Making the "merchandise of champions"

PHILADELPHIA - October 27, 2008 - That's why the screen printing production line has been going at full tilt at Family Custom Screen Printing in Bellmawr.

6,000 Phillies World Series champion t-shirts will be delivered to local licensed retailers by the time the game started Monday, so they can immediately go on sale if the Phillies close out the Rays in game 5.

"They'll put them away, they'll only go on the shelves if they win," said Bob Armstrong of Family Custom Screen Printing. "If they don't win [the shirts] don't come out of the boxes."

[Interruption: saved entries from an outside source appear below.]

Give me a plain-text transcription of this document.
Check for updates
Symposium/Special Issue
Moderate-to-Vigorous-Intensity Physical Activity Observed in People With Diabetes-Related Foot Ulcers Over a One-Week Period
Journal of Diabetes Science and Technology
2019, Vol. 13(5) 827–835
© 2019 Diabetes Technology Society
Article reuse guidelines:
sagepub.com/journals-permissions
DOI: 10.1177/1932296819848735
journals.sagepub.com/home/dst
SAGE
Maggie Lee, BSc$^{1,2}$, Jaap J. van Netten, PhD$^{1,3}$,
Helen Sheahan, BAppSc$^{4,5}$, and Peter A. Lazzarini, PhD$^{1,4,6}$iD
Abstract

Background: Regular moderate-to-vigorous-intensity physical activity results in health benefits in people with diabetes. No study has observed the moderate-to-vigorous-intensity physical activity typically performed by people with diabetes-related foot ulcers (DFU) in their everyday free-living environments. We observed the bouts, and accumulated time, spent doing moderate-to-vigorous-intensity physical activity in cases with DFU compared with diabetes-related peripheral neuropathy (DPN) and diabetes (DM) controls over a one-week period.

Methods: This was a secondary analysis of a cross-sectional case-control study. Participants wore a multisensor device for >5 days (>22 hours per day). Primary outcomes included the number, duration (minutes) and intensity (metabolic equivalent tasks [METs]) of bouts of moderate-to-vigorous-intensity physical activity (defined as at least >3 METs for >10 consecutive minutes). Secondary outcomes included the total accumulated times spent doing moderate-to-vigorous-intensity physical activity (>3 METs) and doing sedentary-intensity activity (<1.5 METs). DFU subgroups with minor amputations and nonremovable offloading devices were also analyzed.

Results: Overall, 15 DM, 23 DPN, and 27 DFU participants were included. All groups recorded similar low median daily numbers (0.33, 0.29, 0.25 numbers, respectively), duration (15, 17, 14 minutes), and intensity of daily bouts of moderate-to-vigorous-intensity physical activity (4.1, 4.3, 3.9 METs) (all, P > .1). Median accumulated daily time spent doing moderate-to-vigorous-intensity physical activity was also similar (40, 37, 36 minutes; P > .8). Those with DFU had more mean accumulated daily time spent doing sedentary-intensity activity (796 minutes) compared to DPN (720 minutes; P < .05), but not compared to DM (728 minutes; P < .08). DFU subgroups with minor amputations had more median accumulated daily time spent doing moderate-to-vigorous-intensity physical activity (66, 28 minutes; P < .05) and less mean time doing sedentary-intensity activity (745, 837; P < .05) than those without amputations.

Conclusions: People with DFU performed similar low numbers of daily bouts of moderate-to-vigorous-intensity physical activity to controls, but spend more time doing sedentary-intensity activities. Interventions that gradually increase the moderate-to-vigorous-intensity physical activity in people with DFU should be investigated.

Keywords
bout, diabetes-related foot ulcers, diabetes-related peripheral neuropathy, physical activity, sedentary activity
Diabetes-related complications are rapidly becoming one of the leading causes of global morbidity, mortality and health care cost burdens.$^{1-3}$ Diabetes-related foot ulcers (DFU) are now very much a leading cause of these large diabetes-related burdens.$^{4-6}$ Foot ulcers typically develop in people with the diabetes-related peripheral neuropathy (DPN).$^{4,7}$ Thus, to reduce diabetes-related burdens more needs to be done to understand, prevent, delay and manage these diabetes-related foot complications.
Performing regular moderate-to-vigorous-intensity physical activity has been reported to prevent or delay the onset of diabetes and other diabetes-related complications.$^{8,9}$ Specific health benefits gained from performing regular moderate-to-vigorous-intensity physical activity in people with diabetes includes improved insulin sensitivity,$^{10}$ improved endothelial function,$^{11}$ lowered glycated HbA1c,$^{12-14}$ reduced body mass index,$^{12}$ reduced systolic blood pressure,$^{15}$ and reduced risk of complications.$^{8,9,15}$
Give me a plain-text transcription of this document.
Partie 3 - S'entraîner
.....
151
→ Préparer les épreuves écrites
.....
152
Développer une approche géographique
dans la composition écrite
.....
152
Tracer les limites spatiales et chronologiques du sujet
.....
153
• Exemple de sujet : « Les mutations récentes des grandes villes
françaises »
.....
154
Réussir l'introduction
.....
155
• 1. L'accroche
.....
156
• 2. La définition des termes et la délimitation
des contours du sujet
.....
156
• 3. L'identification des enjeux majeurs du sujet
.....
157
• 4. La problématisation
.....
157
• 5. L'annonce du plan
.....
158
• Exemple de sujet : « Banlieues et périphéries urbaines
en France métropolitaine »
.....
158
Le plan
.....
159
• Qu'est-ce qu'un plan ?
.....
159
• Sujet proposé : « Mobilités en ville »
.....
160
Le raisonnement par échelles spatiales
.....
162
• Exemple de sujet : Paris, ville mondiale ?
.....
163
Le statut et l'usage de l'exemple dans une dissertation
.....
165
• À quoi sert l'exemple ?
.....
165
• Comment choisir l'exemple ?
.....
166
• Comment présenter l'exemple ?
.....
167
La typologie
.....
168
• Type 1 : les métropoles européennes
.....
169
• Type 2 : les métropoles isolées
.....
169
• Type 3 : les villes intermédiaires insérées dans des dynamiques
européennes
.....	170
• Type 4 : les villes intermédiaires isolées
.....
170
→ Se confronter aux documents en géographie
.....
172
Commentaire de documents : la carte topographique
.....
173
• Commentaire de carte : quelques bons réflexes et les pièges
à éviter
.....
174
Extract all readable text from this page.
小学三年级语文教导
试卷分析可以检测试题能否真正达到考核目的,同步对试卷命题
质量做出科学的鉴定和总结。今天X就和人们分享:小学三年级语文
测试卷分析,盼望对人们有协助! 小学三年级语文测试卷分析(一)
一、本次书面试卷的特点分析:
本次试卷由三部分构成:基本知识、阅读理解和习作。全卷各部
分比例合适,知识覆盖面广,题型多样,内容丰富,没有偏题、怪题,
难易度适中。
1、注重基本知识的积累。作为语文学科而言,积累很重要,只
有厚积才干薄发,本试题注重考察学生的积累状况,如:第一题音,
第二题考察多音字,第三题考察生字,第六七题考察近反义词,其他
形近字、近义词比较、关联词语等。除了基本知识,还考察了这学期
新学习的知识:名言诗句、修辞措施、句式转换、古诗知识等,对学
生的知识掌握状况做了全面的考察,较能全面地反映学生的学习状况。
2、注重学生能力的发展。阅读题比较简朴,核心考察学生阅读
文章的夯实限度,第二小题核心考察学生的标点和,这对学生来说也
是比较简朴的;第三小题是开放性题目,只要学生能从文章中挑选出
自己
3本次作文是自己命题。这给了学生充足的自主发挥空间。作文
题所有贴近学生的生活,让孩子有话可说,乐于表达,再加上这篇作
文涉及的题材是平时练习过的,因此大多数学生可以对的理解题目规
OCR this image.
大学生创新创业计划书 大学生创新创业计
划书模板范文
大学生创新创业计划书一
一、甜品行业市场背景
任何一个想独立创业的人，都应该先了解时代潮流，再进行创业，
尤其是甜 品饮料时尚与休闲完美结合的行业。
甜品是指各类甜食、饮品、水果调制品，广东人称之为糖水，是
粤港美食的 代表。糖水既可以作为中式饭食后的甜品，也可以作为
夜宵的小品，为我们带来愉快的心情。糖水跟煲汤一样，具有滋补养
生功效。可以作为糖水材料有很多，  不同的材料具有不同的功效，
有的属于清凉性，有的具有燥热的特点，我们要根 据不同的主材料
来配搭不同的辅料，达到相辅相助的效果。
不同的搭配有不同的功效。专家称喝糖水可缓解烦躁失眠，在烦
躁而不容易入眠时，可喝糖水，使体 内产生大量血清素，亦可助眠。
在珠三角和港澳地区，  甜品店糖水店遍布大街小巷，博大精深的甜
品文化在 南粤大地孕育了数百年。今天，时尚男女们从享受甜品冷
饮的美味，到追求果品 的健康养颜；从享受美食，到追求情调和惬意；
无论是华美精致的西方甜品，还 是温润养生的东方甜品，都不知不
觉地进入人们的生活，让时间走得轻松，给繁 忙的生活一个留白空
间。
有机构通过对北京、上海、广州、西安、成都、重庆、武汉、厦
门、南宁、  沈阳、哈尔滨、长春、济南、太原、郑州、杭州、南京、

If the Phillies do win, the assembly line will keep pumping the shirts out overnight to have 12,000 more ready for delivery to licensed retailers early Tuesday.

"Family Custom" is licensed by Major League Baseball to make the souvenir t-shirts. A holographic sticker, which is difficult to counterfeit, is found on the legitimate product.

"They copy the logos off of us after they see it on TV or they get a shirt, and they start printing them," Armstrong said. "If the sticker's not there, it's not a real shirt."

Which brings us to those knock-offs, or counterfeit products being sold by many street vendors all across the region as Phillies mania reaches a fever pitch.

We asked one vendor if he was selling knock-off products, to which he replied "Take care, and have a nice day."

That was the nicest thing that street vendor had to say as we photographed his inventory of Phillies knock-offs.

He's also capitalizing on the presidential sweepstakes as well. After all, Pennsylvania is a battleground state and Obama and McCain are playing hardball too.

To get rid of that fake merchandise, Major League Baseball has 30 undercover operatives in the area, confiscating illegal merchandise.

More than 600 units of illegal merchandise has been seized since Saturday night's opening game.

There have been no arrests so far, but plenty of citations.